Dr. J. Kevin Thompson is a professor of psychology at the University of South Florida in Tampa and editor of a new book, Body Image, Eating Disorders, and Obesity in Youth. He said changing one child's behavior usually requires the entire family to change its behavior.

It also requires creativity and a positive attitude. Forcing an overweight child to jog around the block is not likely to encourage a love of exercise, he said. Instead, parents should strive to make exercise fun, with activities such as family walks, playing soccer at the park, bicycling or skating.

"For parents, say "Why don't we do this today,' and not couch it in terms of you're fat or you watch too much TV," he said. "Once people start doing it and integrate it into their lifestyle, they'll continue to do it."

Mrs. McCormick and Libby attended Why Weight?, a six-week program for overweight children and their parents at St. Joseph's Hospital. It focuses not on losing weight, but on helping parents and children learn to adopt healthy eating and exercise habits. Bayfront Medical Center in St. Petersburg plans to start a similar class.

"One of the main reasons we chose this approach is because it is kind of midstream," said Jana Ludwig Butler, community health manager for St. Joseph's-Baptist Health Care. "It's safe and effective, we know that (encouraging) healthy lifestyles work well."

The McCormicks have built on what they learned. The family has virtually quit fast food, and Katie and Libby get to help shop for and cook their meals, so "they buy into it," their mom said. A glass bowl on the counter holds bell peppers, one of Libby's favorite new snacks.

"We went through a lot of experimentation to find out she liked bell peppers," Mrs. McCormick said. "You just put them all out there and see what they like."

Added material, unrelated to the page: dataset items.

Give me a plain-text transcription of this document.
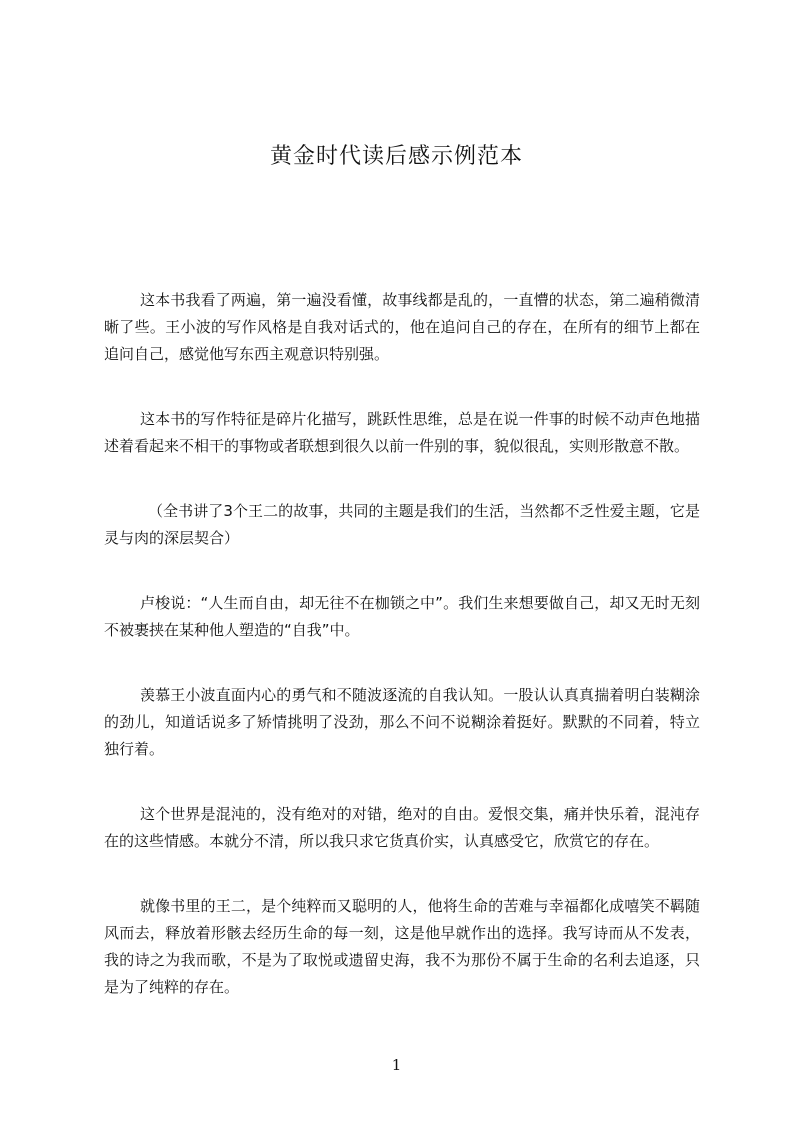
黄金时代读后感示例范本

这本书我看了两遍，第一遍没看懂，故事线都是乱的，一直懵的状态，第二遍稍微清晰了些。王小波的写作风格是自我对话式的，他在追问自己的存在，在所有的细节上都在追问自己，感觉他写东西主观意识特别强。

这本书的写作特征是碎片化描写，跳跃性思维，总是在说一件事的时候不动声色地描述着看起来不相干的事物或者联想到很久以前一件别的事，貌似很乱，实则形散意不散。

（全书讲了3个王二的故事，共同的主题是我们的生活，当然都不乏性爱主题，它是灵与肉的深层契合）

卢梭说：“人生而自由，却无往不在枷锁之中”。我们生来想要做自己，却又无时无刻不被裹挟在某种他人塑造的“自我”中。

羡慕王小波直面内心的勇气和不随波逐流的自我认知。一股认认真真揣着明白装糊涂的劲儿，知道话说多了矫情挑明了没劲，那么不问不说糊涂着挺好。默默的不同着，特立独行着。

这个世界是混沌的，没有绝对的对错，绝对的自由。爱恨交集，痛并快乐着，混沌存在的这些情感。本就分不清，所以我只求它货真价实，认真感受它，欣赏它的存在。

就像书里的王二，是个纯粹而又聪明的人，他将生命的苦难与幸福都化成嘻笑不羁随风而去，释放着形骸去经历生命的每一刻，这是他早就作出的选择。我写诗而从不发表，我的诗之为我而歌，不是为了取悦或遗留史海，我不为那份不属于生命的名利去追逐，只是为了纯粹的存在。

1
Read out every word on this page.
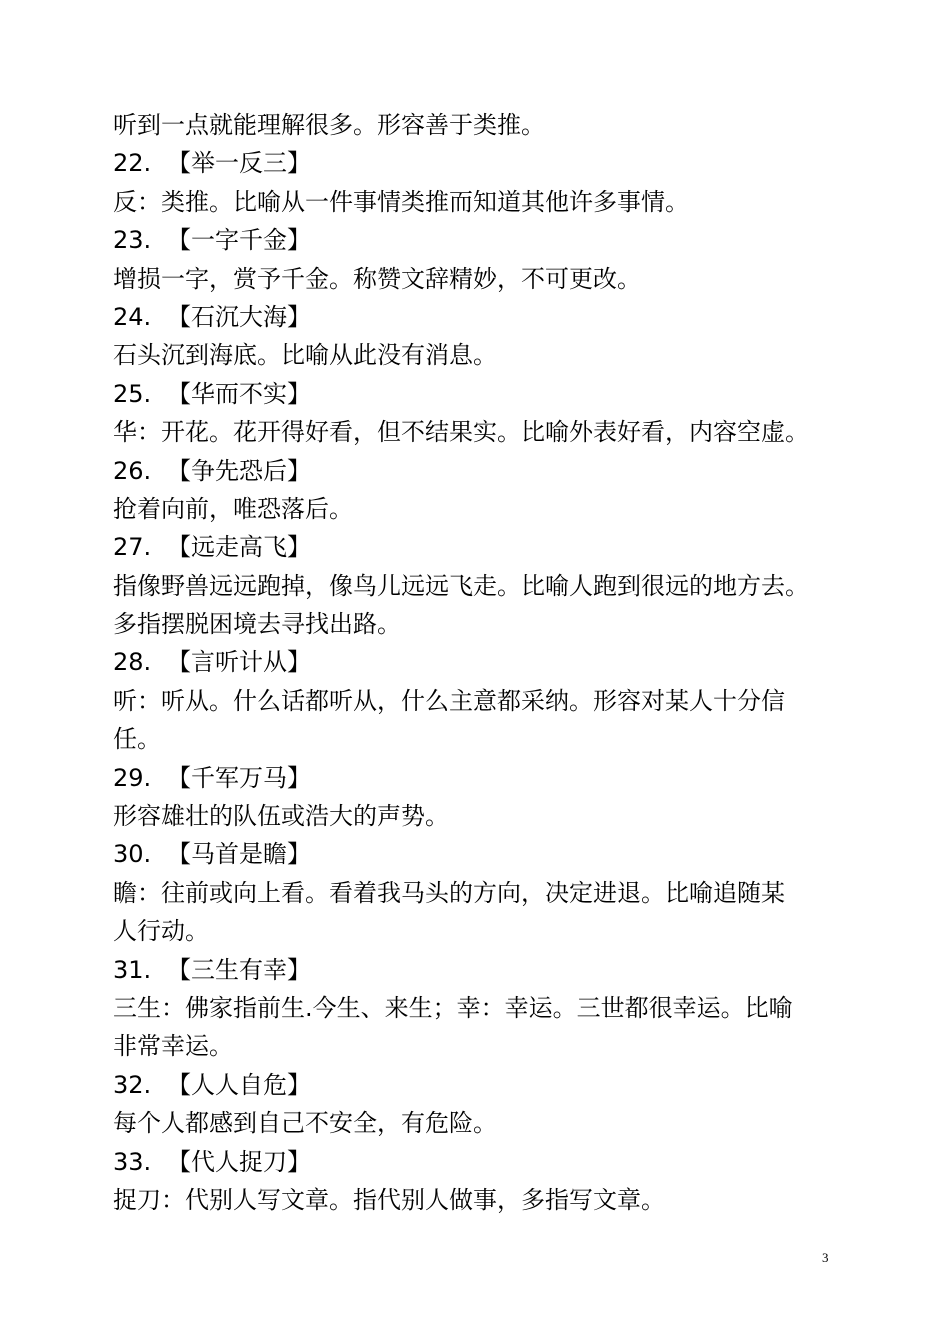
听到一点就能理解很多。形容善于类推。

22. 【举一反三】

反：类推。比喻从一件事情类推而知道其他许多事情。

23. 【一字千金】

增损一字，赏予千金。称赞文辞精妙，不可更改。

24. 【石沉大海】

石头沉到海底。比喻从此没有消息。

25. 【华而不实】

华：开花。花开得好看，但不结果实。比喻外表好看，内容空虚。

26. 【争先恐后】

抢着向前，唯恐落后。

27. 【远走高飞】

指像野兽远远跑掉，像鸟儿远远飞走。比喻人跑到很远的地方去。

多指摆脱困境去寻找出路。

28. 【言听计从】

听：听从。什么话都听从，什么主意都采纳。形容对某人十分信

任。

29. 【千军万马】

形容雄壮的队伍或浩大的声势。

30. 【马首是瞻】

瞻：往前或向上看。看着我马头的方向，决定进退。比喻追随某

人行动。

31. 【三生有幸】

三生：佛家指前生.今生、来生；幸：幸运。三世都很幸运。比喻

非常幸运。

32. 【人人自危】

每个人都感到自己不安全，有危险。

33. 【代人捉刀】

捉刀：代别人写文章。指代别人做事，多指写文章。

3
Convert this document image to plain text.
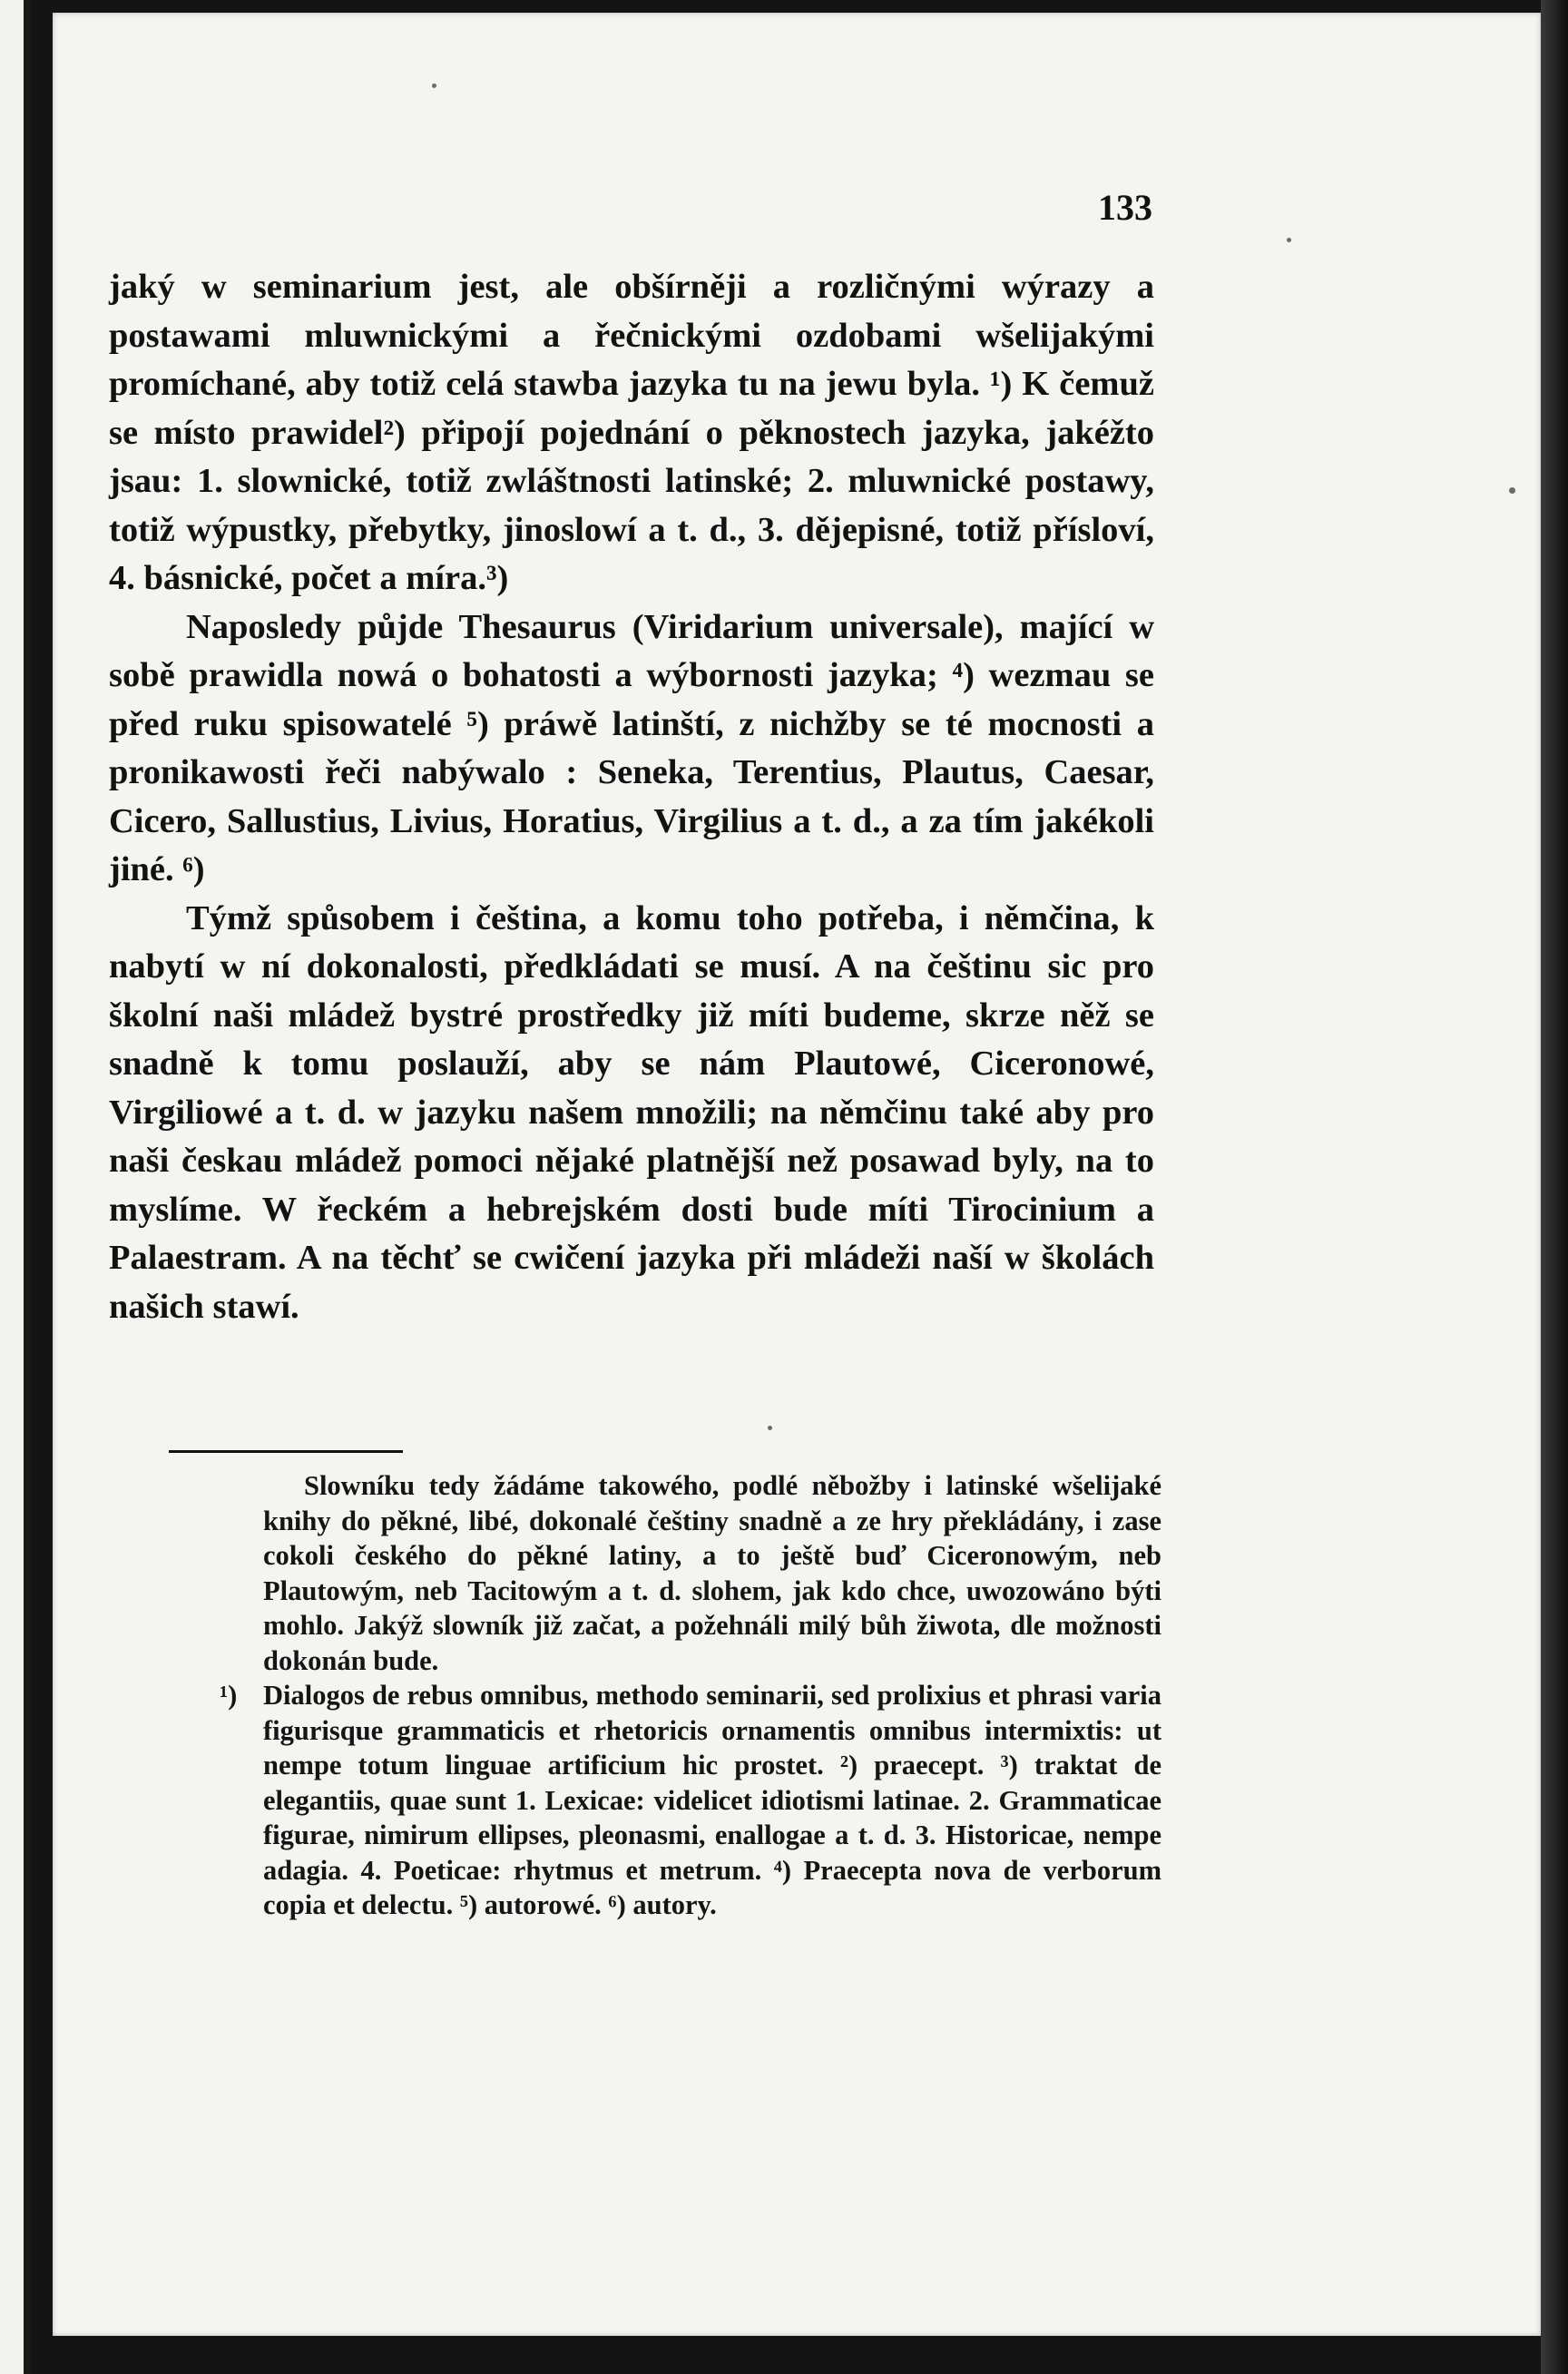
133

jaký w seminarium jest, ale obšírněji a rozličnými wýrazy a postawami mluwnickými a řečnickými ozdobami wšelijakými promíchané, aby totiž celá stawba jazyka tu na jewu byla. ¹) K čemuž se místo prawidel²) připojí pojednání o pěknostech jazyka, jakéžto jsau: 1. slownické, totiž zwláštnosti latinské; 2. mluwnické postawy, totiž wýpustky, přebytky, jinoslowí a t. d., 3. dějepisné, totiž přísloví, 4. básnické, počet a míra.³)

Naposledy půjde Thesaurus (Viridarium universale), mající w sobě prawidla nowá o bohatosti a wýbornosti jazyka; ⁴) wezmau se před ruku spisowatelé ⁵) práwě latinští, z nichžby se té mocnosti a pronikawosti řeči nabýwalo : Seneka, Terentius, Plautus, Caesar, Cicero, Sallustius, Livius, Horatius, Virgilius a t. d., a za tím jakékoli jiné. ⁶)

Týmž spůsobem i čeština, a komu toho potřeba, i němčina, k nabytí w ní dokonalosti, předkládati se musí. A na češtinu sic pro školní naši mládež bystré prostředky již míti budeme, skrze něž se snadně k tomu poslauží, aby se nám Plautowé, Ciceronowé, Virgiliowé a t. d. w jazyku našem množili; na němčinu také aby pro naši českau mládež pomoci nějaké platnější než posawad byly, na to myslíme. W řeckém a hebrejském dosti bude míti Tirocinium a Palaestram. A na těchť se cwičení jazyka při mládeži naší w školách našich stawí.

Slowníku tedy žádáme takowého, podlé něbožby i latinské wšelijaké knihy do pěkné, libé, dokonalé češtiny snadně a ze hry překládány, i zase cokoli českého do pěkné latiny, a to ještě buď Ciceronowým, neb Plautowým, neb Tacitowým a t. d. slohem, jak kdo chce, uwozowáno býti mohlo. Jakýž slowník již začat, a požehnáli milý bůh žiwota, dle možnosti dokonán bude.

¹) Dialogos de rebus omnibus, methodo seminarii, sed prolixius et phrasi varia figurisque grammaticis et rhetoricis ornamentis omnibus intermixtis: ut nempe totum linguae artificium hic prostet. ²) praecept. ³) traktat de elegantiis, quae sunt 1. Lexicae: videlicet idiotismi latinae. 2. Grammaticae figurae, nimirum ellipses, pleonasmi, enallogae a t. d. 3. Historicae, nempe adagia. 4. Poeticae: rhytmus et metrum. ⁴) Praecepta nova de verborum copia et delectu. ⁵) autorowé. ⁶) autory.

Santa Claus brought a trampoline, and their parents try to schedule physical activities like biking, skating and swimming. "You have to plan it, or they will sit there all day and watch TV," their mom said.

Kimberly Sibille, a behavioral health instructor at Bayfront Family Practice in St. Petersburg, suggests setting goals for behavior _ time spent exercising, for instance, or food eaten _ rather than setting goals for weight loss.

"The more you do the healthy things, eventually your body is going to respond," said Sibille. "For all of us, we're talking about making changes, and it really takes persistence.

"Everyone has very busy lives, and consistency is the key. And don't get discouraged."

Libby, a rising fourth-grader at Children's House Montessori, says she feels better about herself. She is wearing clothes she hasn't worn in two years and bought a bikini this summer. "I wanted to prove to them that I could be skinny," she said.

The McCormicks still splurge on occasion, but the changes they have made in the past year have become much easier to live with. "You get into habits, and these are our new habits," Mrs. McCormick said. "Instead of reaching for candy bars and stuff, we eat healthy food.

"The thing is it all sounds so simple, and it is. But it's not a miracle cure; you need to think about what you're doing and adjust your lifestyle to it."